We seem to have a tendency to do one of two things when we encounter a person who has been wounded either physically or emotionally.  We either ignore the scar totally or we focus on it completely.  Old wounds ache with a dull throbbing pain as a constant reminder that we messed up somewhere along the way.  I  was a rough child. I seemed to collect scars like merit badges. The stitches in the palm of my hand from a broken jar of fireflies,  the scars on my knees from falling out of a moving pickup truck.  I  even have a  couple of scars from a sword. ( only superficial and skin deep) I have numerous scrapes and scratches from briars and brambles.  All of are a roadmap of my life.  But the only scars I feared to collect were the scars on my soul. Broken bones and torn flesh heals so much faster than a wound of heart. As I approach a half of a century of earthly experience I have observed that to some people it’s the emotional scar that carries the badge of honor. Where I have lived life to it’s fullest and carry the physical marks of my adventures others have loved life and bear the honor of those adventures.  
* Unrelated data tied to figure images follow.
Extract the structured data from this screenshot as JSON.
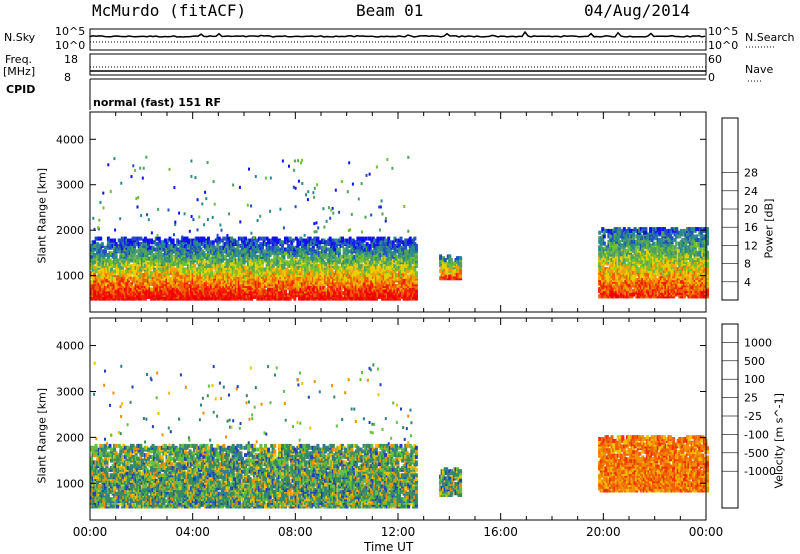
{
  "header": {
    "title": "McMurdo (fitACF)",
    "beam": "Beam 01",
    "date": "04/Aug/2014"
  },
  "strips": {
    "nsky_label": "N.Sky",
    "noise_ticks_left": [
      "10^5",
      "10^0"
    ],
    "noise_ticks_right": [
      "10^5",
      "10^0"
    ],
    "nsearch_label": "N.Search",
    "freq_label": "Freq.",
    "freq_unit": "[MHz]",
    "freq_ticks": [
      "18",
      "8"
    ],
    "nave_ticks": [
      "60",
      "0"
    ],
    "nave_label": "Nave",
    "cpid_label": "CPID",
    "cpid_value": "normal (fast) 151 RF"
  },
  "x_axis": {
    "label": "Time UT",
    "ticks": [
      "00:00",
      "04:00",
      "08:00",
      "12:00",
      "16:00",
      "20:00",
      "00:00"
    ]
  },
  "chart_data": [
    {
      "type": "heatmap",
      "panel": "power",
      "ylabel": "Slant Range [km]",
      "y_ticks": [
        "1000",
        "2000",
        "3000",
        "4000"
      ],
      "ylim": [
        200,
        4600
      ],
      "xlim_hours": [
        0,
        24
      ],
      "colorbar": {
        "label": "Power [dB]",
        "ticks": [
          "4",
          "8",
          "12",
          "16",
          "20",
          "24",
          "28"
        ],
        "colors": [
          "#1010f0",
          "#2050c0",
          "#2a8a8a",
          "#50a060",
          "#70c030",
          "#e8d000",
          "#f0a000",
          "#f06000",
          "#f02000",
          "#f00000"
        ]
      },
      "echo_regions": [
        {
          "t0": 0.0,
          "t1": 12.7,
          "r0": 450,
          "r1": 1800,
          "level": "strong"
        },
        {
          "t0": 13.6,
          "t1": 14.4,
          "r0": 900,
          "r1": 1400,
          "level": "medium"
        },
        {
          "t0": 19.8,
          "t1": 24.0,
          "r0": 500,
          "r1": 2000,
          "level": "medium"
        }
      ]
    },
    {
      "type": "heatmap",
      "panel": "velocity",
      "ylabel": "Slant Range [km]",
      "y_ticks": [
        "1000",
        "2000",
        "3000",
        "4000"
      ],
      "ylim": [
        200,
        4600
      ],
      "xlim_hours": [
        0,
        24
      ],
      "colorbar": {
        "label": "Velocity [m s^-1]",
        "ticks": [
          "1000",
          "500",
          "100",
          "25",
          "-25",
          "-100",
          "-500",
          "-1000"
        ],
        "colors": [
          "#2040c0",
          "#2a7a9a",
          "#3a8a60",
          "#60c040",
          "#c0c0c0",
          "#f0c000",
          "#f09000",
          "#f06000",
          "#f03000",
          "#f00000"
        ]
      },
      "echo_regions": [
        {
          "t0": 0.0,
          "t1": 12.7,
          "r0": 450,
          "r1": 1800,
          "dominant": "green"
        },
        {
          "t0": 13.6,
          "t1": 14.4,
          "r0": 700,
          "r1": 1300,
          "dominant": "green"
        },
        {
          "t0": 19.8,
          "t1": 24.0,
          "r0": 800,
          "r1": 2000,
          "dominant": "orange"
        }
      ]
    }
  ]
}
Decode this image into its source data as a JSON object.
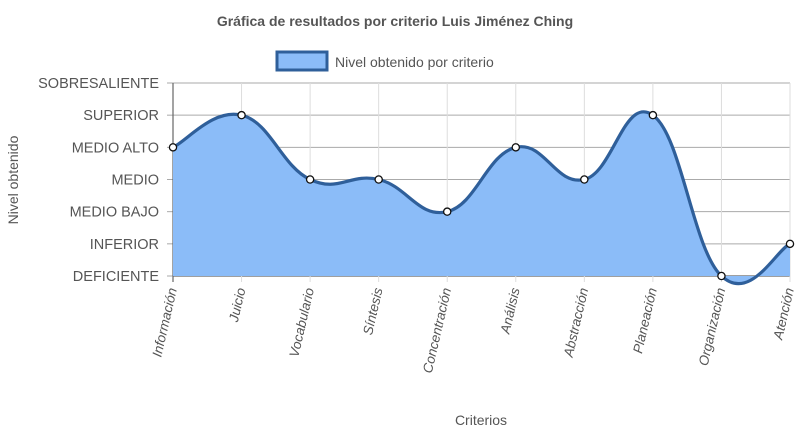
{
  "chart_data": {
    "type": "area",
    "title": "Gráfica de resultados por criterio Luis Jiménez Ching",
    "xlabel": "Criterios",
    "ylabel": "Nivel obtenido",
    "categories": [
      "Información",
      "Juicio",
      "Vocabulario",
      "Síntesis",
      "Concentración",
      "Análisis",
      "Abstracción",
      "Planeación",
      "Organización",
      "Atención"
    ],
    "y_levels": [
      "DEFICIENTE",
      "INFERIOR",
      "MEDIO BAJO",
      "MEDIO",
      "MEDIO ALTO",
      "SUPERIOR",
      "SOBRESALIENTE"
    ],
    "ylim": [
      0,
      6
    ],
    "grid": true,
    "legend_position": "top-center",
    "series": [
      {
        "name": "Nivel obtenido por criterio",
        "values": [
          4,
          5,
          3,
          3,
          2,
          4,
          3,
          5,
          0,
          1
        ],
        "line_color": "#2f5f9a",
        "fill_color": "#8bbcf8"
      }
    ]
  }
}
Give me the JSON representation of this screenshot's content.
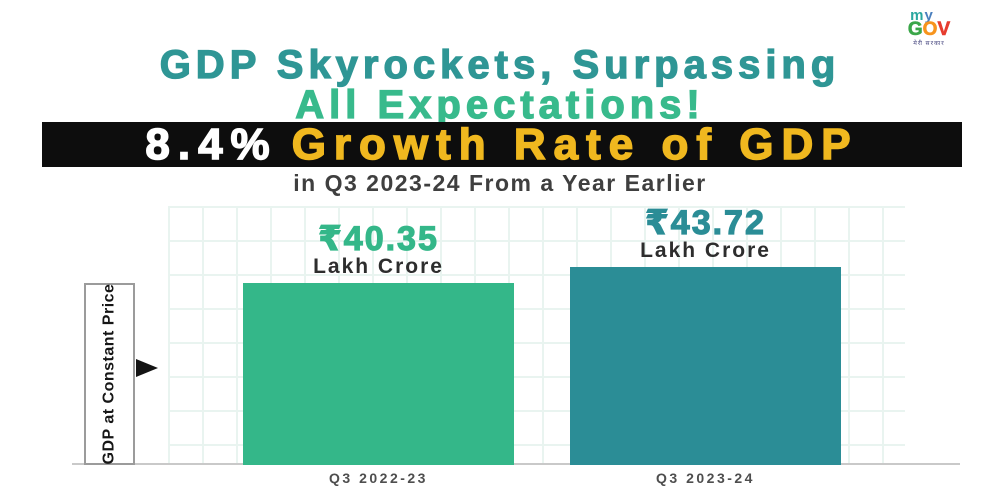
{
  "logo": {
    "line1_a": "m",
    "line1_b": "y",
    "line2_a": "G",
    "line2_b": "O",
    "line2_c": "V",
    "tagline": "मेरी सरकार"
  },
  "title": {
    "line1": "GDP Skyrockets, Surpassing",
    "line2": "All Expectations!"
  },
  "banner": {
    "rate": "8.4%",
    "label": "Growth Rate of GDP"
  },
  "subtitle": "in Q3 2023-24 From a Year Earlier",
  "chart": {
    "y_axis_label": "GDP at Constant Price",
    "bars": [
      {
        "value_text": "₹40.35",
        "unit": "Lakh Crore",
        "category": "Q3 2022-23",
        "color": "#34b789"
      },
      {
        "value_text": "₹43.72",
        "unit": "Lakh Crore",
        "category": "Q3 2023-24",
        "color": "#2b8d96"
      }
    ]
  },
  "chart_data": {
    "type": "bar",
    "categories": [
      "Q3 2022-23",
      "Q3 2023-24"
    ],
    "values": [
      40.35,
      43.72
    ],
    "unit": "₹ Lakh Crore",
    "title": "GDP Skyrockets, Surpassing All Expectations!",
    "subtitle": "8.4% Growth Rate of GDP in Q3 2023-24 From a Year Earlier",
    "xlabel": "",
    "ylabel": "GDP at Constant Price",
    "growth_rate_percent": 8.4,
    "ylim": [
      0,
      45
    ],
    "grid": true,
    "legend": false,
    "bar_colors": [
      "#34b789",
      "#2b8d96"
    ]
  },
  "colors": {
    "title_teal": "#2f9695",
    "title_green": "#38ba8c",
    "banner_bg": "#0d0d0d",
    "banner_rate_text": "#ffffff",
    "banner_label_text": "#f0b81f",
    "bar_green": "#34b789",
    "bar_teal": "#2b8d96",
    "grid_line": "#e9f4f0",
    "baseline": "#c9c9c9"
  }
}
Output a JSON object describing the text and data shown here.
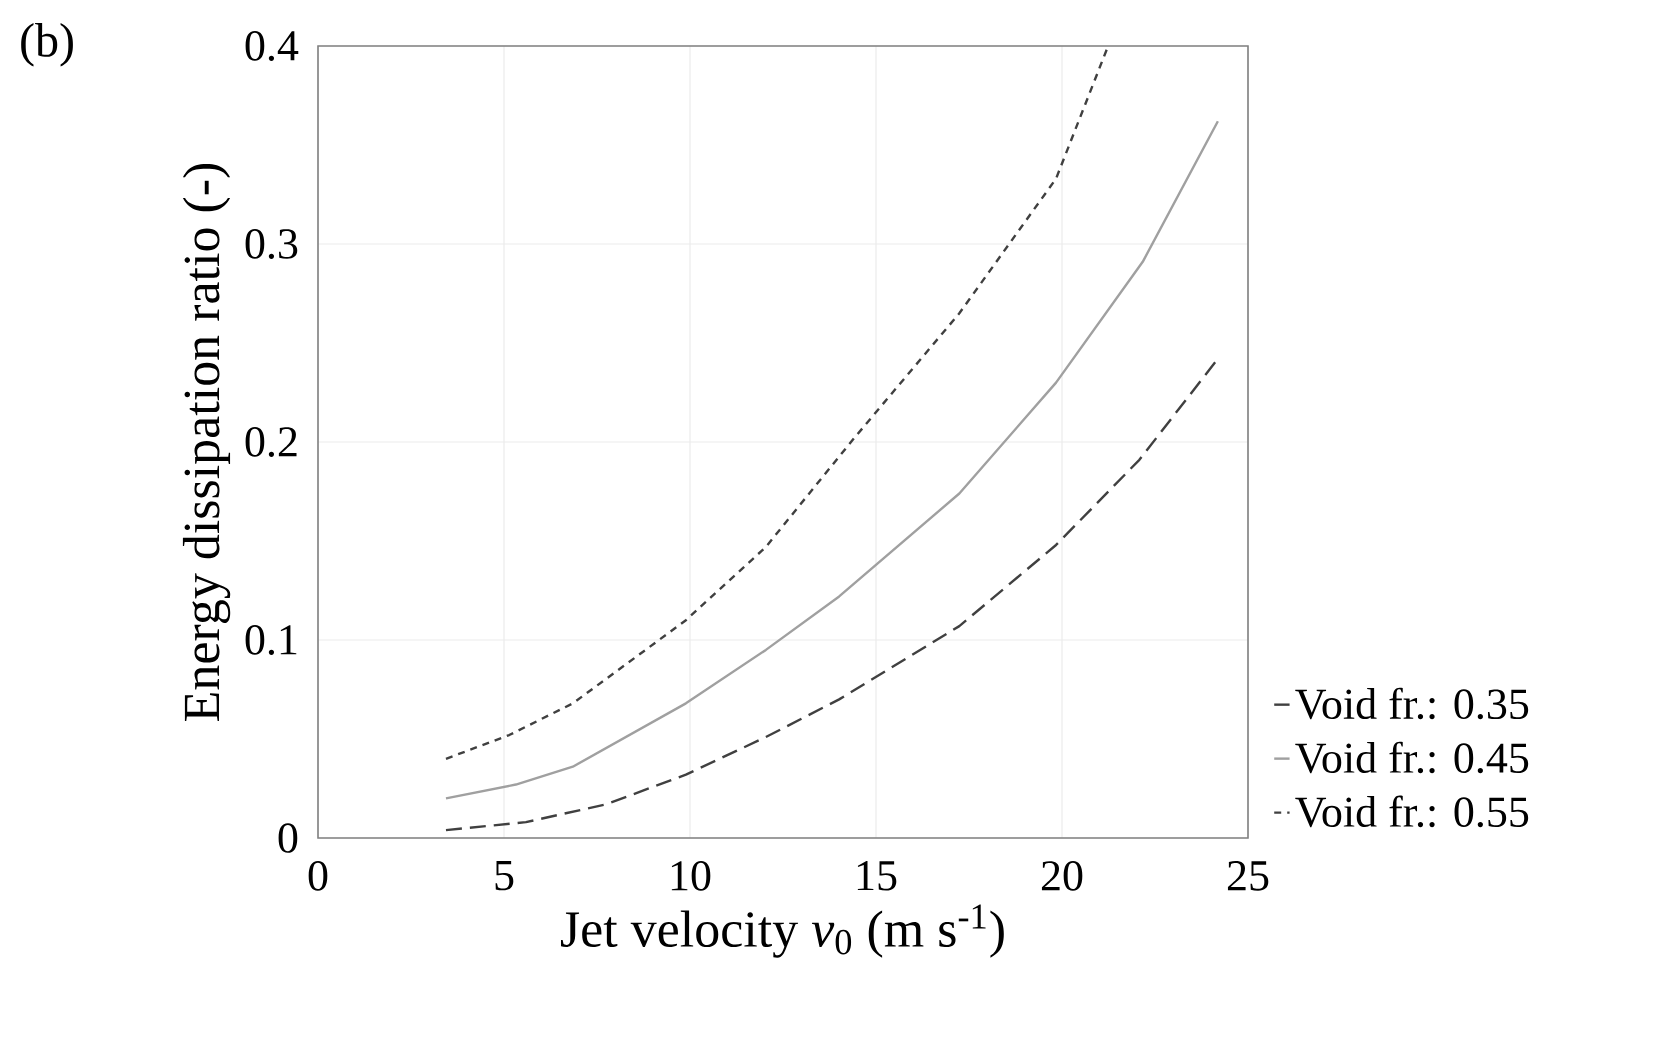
{
  "chart_data": {
    "type": "line",
    "xlabel": "Jet velocity *v*$_{0}$ (m s$^{-1}$)",
    "ylabel": "Energy dissipation ratio (-)",
    "annotations": [
      "(b)"
    ],
    "xlim": [
      0,
      25
    ],
    "xticks": [
      0,
      5,
      10,
      15,
      20,
      25
    ],
    "ylim": [
      0,
      0.4
    ],
    "yticks": [
      0,
      0.1,
      0.2,
      0.3,
      0.4
    ],
    "grid": true,
    "legend": "right",
    "marker": "none",
    "series": [
      {
        "name": "Void fr.: 0.35",
        "color": "#404040",
        "line_style": "dashed",
        "x": [
          3.44,
          5.59,
          7.74,
          9.89,
          12.04,
          14.01,
          17.24,
          19.84,
          22.08,
          24.23
        ],
        "values": [
          0.004,
          0.008,
          0.017,
          0.032,
          0.051,
          0.07,
          0.107,
          0.148,
          0.191,
          0.243
        ]
      },
      {
        "name": "Void fr.: 0.45",
        "color": "#a0a0a0",
        "line_style": "solid",
        "x": [
          3.44,
          5.32,
          6.85,
          9.89,
          12.04,
          14.01,
          17.24,
          19.84,
          22.17,
          24.19
        ],
        "values": [
          0.02,
          0.027,
          0.036,
          0.068,
          0.095,
          0.122,
          0.174,
          0.23,
          0.291,
          0.362
        ]
      },
      {
        "name": "Void fr.: 0.55",
        "color": "#404040",
        "line_style": "dotted",
        "x": [
          3.44,
          5.14,
          6.85,
          9.89,
          12.04,
          14.37,
          17.24,
          19.84,
          21.24
        ],
        "values": [
          0.04,
          0.052,
          0.068,
          0.11,
          0.147,
          0.201,
          0.265,
          0.333,
          0.4
        ]
      }
    ]
  }
}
The image used in this post is a chestnut tree on my old home place. Years ago the metal fencepost was leaned against the trunk temporarily and then we got busy. The wound to the tree was one of neglect.  When I think about the emotional wounds and scars of this world I have to believe that the majority are caused by neglect.  We simply forget to go back and relieve a burden. The person wounded carries that burden until it works it’s way into the soul and becomes a part of them.  It’s okay to remind a person of the burden that they left behind. It’s okay to simply cast off something that’s not supposed to be a part of your life.  It’s wise to avoid the wound.  But if you carry no scars have you really lived? One day this tree will be cut down.  All that will remain will be the wood.  As is a tradition in many rural areas someone will use the wood and the inclusion of  scars will make for a beautiful end product.  So it is with the scars we carry  in the soul. They say that beauty is only skin deep but they are wrong. Beauty comes up from the very depth of the soul. It’s the scars and inclusions that make that beauty unique.